As situações talvez estejam se repetindo para que aprenda alguma lição. Amor verdadeiro requer preparo e maturidade. O que falta ser entendido? A cada adeus, o que fica, então? Melhor ainda, o que você deixa que levem? E sinto muito. Não é roubado. É dado de bom grado. Conscientemente ou não. A quem você dá permissão de tirar seu rumo, seu sono, seu sossego sem que seja para amar?

Talvez a lição mais dura seja aquela que nos ensina que o amor próprio precisa vir primeiro.
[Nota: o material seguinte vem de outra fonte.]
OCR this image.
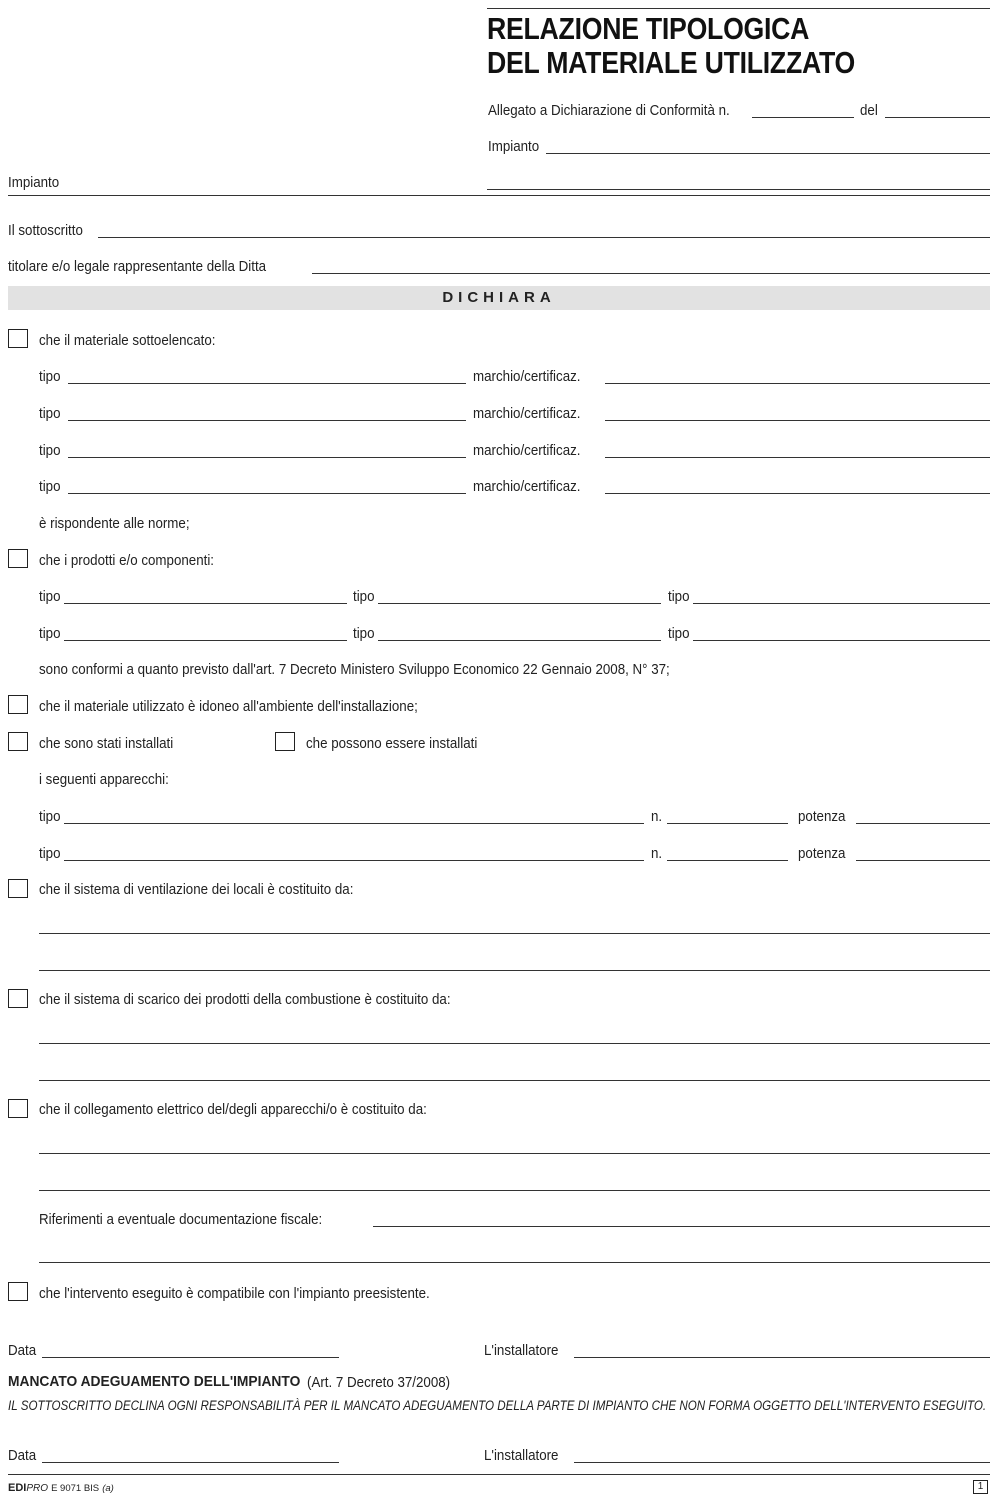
RELAZIONE TIPOLOGICA
DEL MATERIALE UTILIZZATO
Allegato a Dichiarazione di Conformità n.	del
Impianto
Impianto
Il sottoscritto
titolare e/o legale rappresentante della Ditta
DICHIARA
che il materiale sottoelencato:
tipo	marchio/certificaz.
tipo	marchio/certificaz.
tipo	marchio/certificaz.
tipo	marchio/certificaz.
è rispondente alle norme;
che i prodotti e/o componenti:
tipo	tipo	tipo
tipo	tipo	tipo
sono conformi a quanto previsto dall'art. 7 Decreto Ministero Sviluppo Economico 22 Gennaio 2008, N° 37;
che il materiale utilizzato è idoneo all'ambiente dell'installazione;
che sono stati installati	che possono essere installati
i seguenti apparecchi:
tipo	n.	potenza
tipo	n.	potenza
che il sistema di ventilazione dei locali è costituito da:
che il sistema di scarico dei prodotti della combustione è costituito da:
che il collegamento elettrico del/degli apparecchi/o è costituito da:
Riferimenti a eventuale documentazione fiscale:
che l'intervento eseguito è compatibile con l'impianto preesistente.
Data	L'installatore
MANCATO ADEGUAMENTO DELL'IMPIANTO (Art. 7 Decreto 37/2008)
IL SOTTOSCRITTO DECLINA OGNI RESPONSABILITÀ PER IL MANCATO ADEGUAMENTO DELLA PARTE DI IMPIANTO CHE NON FORMA OGGETTO DELL'INTERVENTO ESEGUITO.
Data	L'installatore
EDIPRO E 9071 BIS (a)	1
De que não devemos buscar nossa metade: devemos ser inteiros! Inteiros o suficiente para não deixarmos que qualquer um entre e bagunce nossa casa. Deixe que os indecisos se resolvam, que os machucados se curem, que os sem esperança decidam arriscar. Amor é para os corajosos e antes que ele chegue, é preciso estar pronto pra amar. 

Moça, moço, agradeça a tentativa, diga não, dê adeus. Chore talvez, por um dia ou dois, mas com a certeza que não era seu. Se não for seu caminho, não adianta malabarismo, reza, superstição. Não vai pra frente. O amor chega pra quem está preparado, aparece de repente, naquele momento em que nos sentimos completos com o que somos. Flui naturalmente.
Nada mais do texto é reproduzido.